Trump, in a tweet on Sunday, said: “Very smart not to be involved in the intense fighting along the Turkish Border, for a change. Those that mistakenly got us into the Middle East Wars are still pushing to fight. They have no idea what a bad decision they have made. Why are they not asking for a Declaration of War?”
The Turkish president Recep Tayyip Erdoğan’s stated goal is to create a “safe zone” 20 miles deep on its border with the SDF, deep enough to keep Turkish border towns out of the range of shelling and rocket fire.
However, Ain Issa and other Kurdish-held roads and towns south of the proposed safe zone have been hit by airstrikes and shelling. On Sunday morning Syrian rebels allied to the Turks were advancing south on the town of Ain Issa, two military sources told the Guardian.
Speaking on Sunday, Erdoğan rejected offers for mediation with the SDF and criticised his western Nato allies for standing by what Turkey considers to be a terrorist organisation.

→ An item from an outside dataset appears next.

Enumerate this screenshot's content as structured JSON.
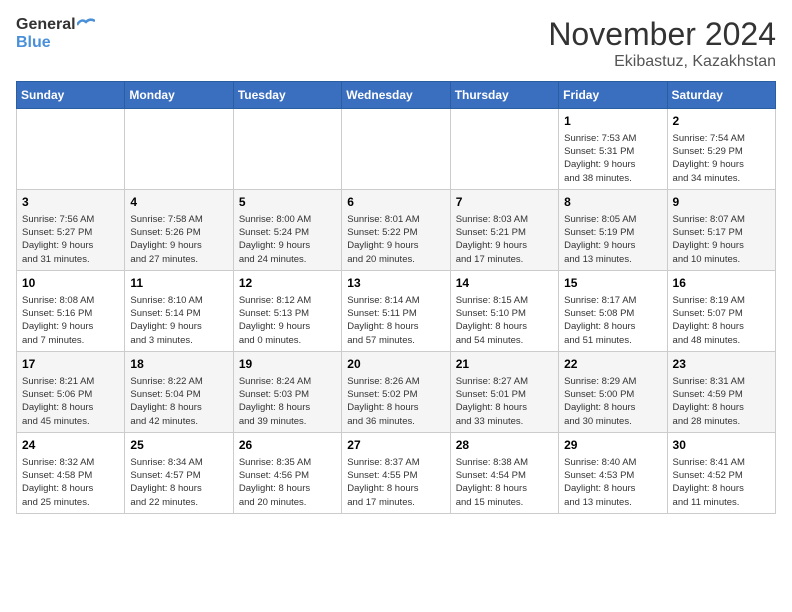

“What kind of prime minister, what kind of head of state are those who offer to mediate between us and the terror group?” the president asked, without specifying which countries made a mediation offer.
He also dismissed the reports of escaped Isis prisoners as “disinformation” aimed at provoking the US and other western countries.
About 130,000 people have been displaced in Syria in the five-day-old operation so far.
The Kurdish Red Crescent, a local NGO not affiliated with the International Committe of the Red Cross, said 14 civilians have died, with another 46 seriously injured as a result of the offensive to date. Nine people, including a Syrian baby, have been killed in counterattack SDF shelling of Turkish border towns.